Когда они добрались до детской, Фиби заметила, что лакей уже принёс наверх сундук с одеждой и принадлежностями для детей. Просторная комната была обставлена очаровательной детской мебелью, включая стол, стулья и мягкий диванчик. Двое детей дремали в маленьких кроватках, а сын Кэтлин крепко спал в своей люльке. Навстречу няне Брейсгёдл, улыбаясь и перешёптываясь, вышла пара помощниц в белых фартуках.

Кэтлин показала Фиби пустую кроватку, застеленную мягким вышитым бельём.

– Это для Стивена, – прошептала она.

– Изумительно. Будь я чуть поменьше, то и сама бы попыталась свернуться в ней калачиком.

Кэтлин улыбнулась.

– Почему бы мне не показать тебе спальню, где ты сможешь вздремнуть на подобающей кровати?
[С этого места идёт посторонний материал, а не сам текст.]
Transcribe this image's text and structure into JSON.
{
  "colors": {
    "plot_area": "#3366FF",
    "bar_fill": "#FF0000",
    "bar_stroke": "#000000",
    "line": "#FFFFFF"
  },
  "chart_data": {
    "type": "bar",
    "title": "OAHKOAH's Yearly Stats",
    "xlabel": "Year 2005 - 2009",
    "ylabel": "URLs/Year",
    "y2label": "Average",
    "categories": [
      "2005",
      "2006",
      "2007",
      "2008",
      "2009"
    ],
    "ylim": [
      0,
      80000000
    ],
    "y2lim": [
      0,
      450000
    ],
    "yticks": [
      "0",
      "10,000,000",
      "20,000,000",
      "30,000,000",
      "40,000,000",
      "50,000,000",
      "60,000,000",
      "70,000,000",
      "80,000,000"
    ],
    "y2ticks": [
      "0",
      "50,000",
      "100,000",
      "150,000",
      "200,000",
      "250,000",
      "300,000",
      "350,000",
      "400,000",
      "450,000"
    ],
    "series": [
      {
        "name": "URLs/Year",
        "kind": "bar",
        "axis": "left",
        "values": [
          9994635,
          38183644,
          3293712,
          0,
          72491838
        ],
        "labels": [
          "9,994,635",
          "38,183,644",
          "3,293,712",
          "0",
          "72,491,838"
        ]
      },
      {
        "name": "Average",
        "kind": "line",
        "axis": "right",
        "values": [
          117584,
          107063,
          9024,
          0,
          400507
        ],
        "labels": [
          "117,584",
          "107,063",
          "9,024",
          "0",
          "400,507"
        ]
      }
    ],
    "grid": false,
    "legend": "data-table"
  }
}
– Звучит божественно. – Фиби поцеловала тёплую шелковистую головку Стивена и потёрлась о неё носом, прежде чем отдать малыша няне. Она подошла к Джастину, который изучал полки с игрушками и книгами. Он заинтересовался игрушечным театром со сменными декорациями и коробкой с вырезанными и разрисованными кукольными актёрами. – Хочешь остаться здесь, дорогой? – тихо спросила она, опускаясь рядом с ним на колени.

– О, да.

– С тобой останется няня. Скажи ей или горничной, если захочешь меня увидеть, и я приду.

– Хорошо, мама.

Поскольку Джастин не любил целоваться при посторонних, он незаметно прижал губы к кончику указательного пальца и протянул его ей. Фиби сделала то же самое и коснулась пальчика сына своим. После тайного ритуала они обменялись улыбками. На мгновение его глаза-полумесяцы и маленькая морщинка на носу напомнили ей о Генри. Но за воспоминанием последовал не ожидаемый приступ боли, а лишь отголосок печальной нежности.
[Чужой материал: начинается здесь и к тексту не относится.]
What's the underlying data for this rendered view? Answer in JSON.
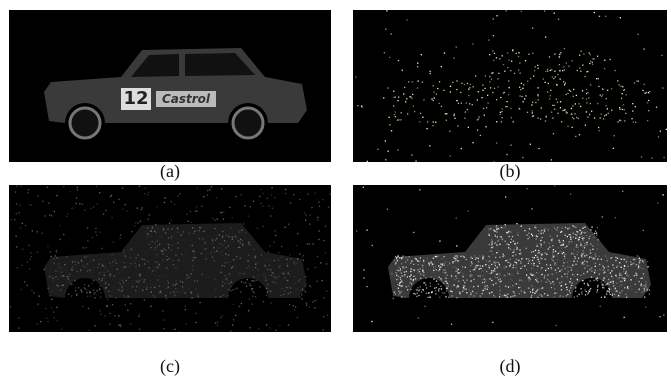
{
  "panels": [
    {
      "caption": "(a)",
      "decals": [
        "12",
        "Castrol"
      ]
    },
    {
      "caption": "(b)"
    },
    {
      "caption": "(c)"
    },
    {
      "caption": "(d)"
    }
  ]
}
Фиби вышла из детской вместе с Кэтлин, и они спустились на второй этаж.

– Я помню, каково это, выйти из траура после потери моего первого мужа, – сказала Кэтлин. – Словно я покинула тёмную комнату и окунулась в яркий дневной свет. Всё казалось слишком громким и быстрым.

– Да, точно подмечено.

– Делай здесь всё, что хочешь, чувствуй себя как дома. Не считай себя обязанной принимать участие в мероприятиях, которые тебе не по душе. Мы очень хотим, чтобы ты была счастлива и чувствовала себя уютно.

– Уверена так и будет.

Они прошли по коридору второго этажа и оказались в спальне, где её горничная, Эрнестина, распаковывала чемоданы и коробки.
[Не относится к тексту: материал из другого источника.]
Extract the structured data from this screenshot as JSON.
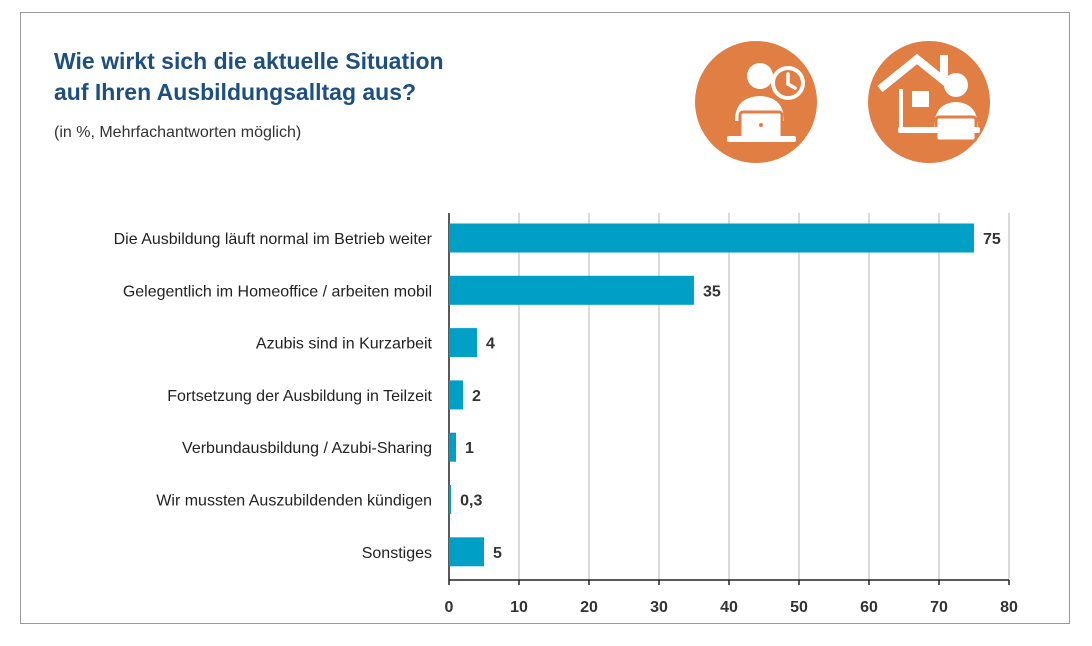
{
  "header": {
    "title_line1": "Wie wirkt sich die aktuelle Situation",
    "title_line2": "auf Ihren Ausbildungsalltag aus?",
    "subtitle": "(in %, Mehrfachantworten möglich)"
  },
  "icons": [
    {
      "name": "person-laptop-clock-icon",
      "color": "#e07e44"
    },
    {
      "name": "home-office-laptop-icon",
      "color": "#e07e44"
    }
  ],
  "chart_data": {
    "type": "bar",
    "orientation": "horizontal",
    "categories": [
      "Die Ausbildung läuft normal im Betrieb weiter",
      "Gelegentlich im Homeoffice / arbeiten mobil",
      "Azubis sind in Kurzarbeit",
      "Fortsetzung der Ausbildung in Teilzeit",
      "Verbundausbildung / Azubi-Sharing",
      "Wir mussten Auszubildenden kündigen",
      "Sonstiges"
    ],
    "values": [
      75,
      35,
      4,
      2,
      1,
      0.3,
      5
    ],
    "value_labels": [
      "75",
      "35",
      "4",
      "2",
      "1",
      "0,3",
      "5"
    ],
    "xlim": [
      0,
      80
    ],
    "ticks": [
      0,
      10,
      20,
      30,
      40,
      50,
      60,
      70,
      80
    ],
    "grid": true,
    "bar_color": "#00a0c6",
    "grid_color": "#b5b5b5"
  }
}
– Надеюсь, эта комната подойдёт, – сказала Кэтлин. – Она маленькая, но в ней есть отдельная гардеробная и ванная, а из окон открывается вид на сад.

– Она прекрасна.

Фиби с удовольствием оглядела спальню. Стены были оклеены французскими обоями с изящным рисунком в виде виноградной лозы, а бордюр и панели покрывала свежая белая краска.

– Тогда я тебя оставлю, пока ты здесь осваиваешься. В шесть часов мы встречаемся в гостиной, чтобы выпить хереса. Ужин в восемь. Стиль одежды - официальный, но после того, как молодожёны завтра уедут, атмосфера станет непринужденной и повседневной.

После ухода Кэтлин Фиби стала наблюдать, как Эрнестина вытаскивает из открытого сундука стопки бережно сложенного белья и аккуратные свёртки. Каждая пара обуви лежала в отдельном маленьком мешочке на шнурке из простой плетёной ткани, а каждая пара перчаток хранилась в узкой картонной коробочке.

– Эрнестина, – похвалила она, – ты - чудесный организатор.

– Спасибо, миледи. Мы так давно не выезжали из Херон-Пойнта, что я почти забыла, как паковать вещи. – Всё ещё стоя на коленях у сундука, стройная темноволосая молодая женщина подняла глаза на Фиби, держа в руках коробку с отрезами лент, которые были сняты со шляпок и чепцов, чтобы не повредить их в пути. – Проветрить ваше платье цвета экрю, пока вы отдыхаете?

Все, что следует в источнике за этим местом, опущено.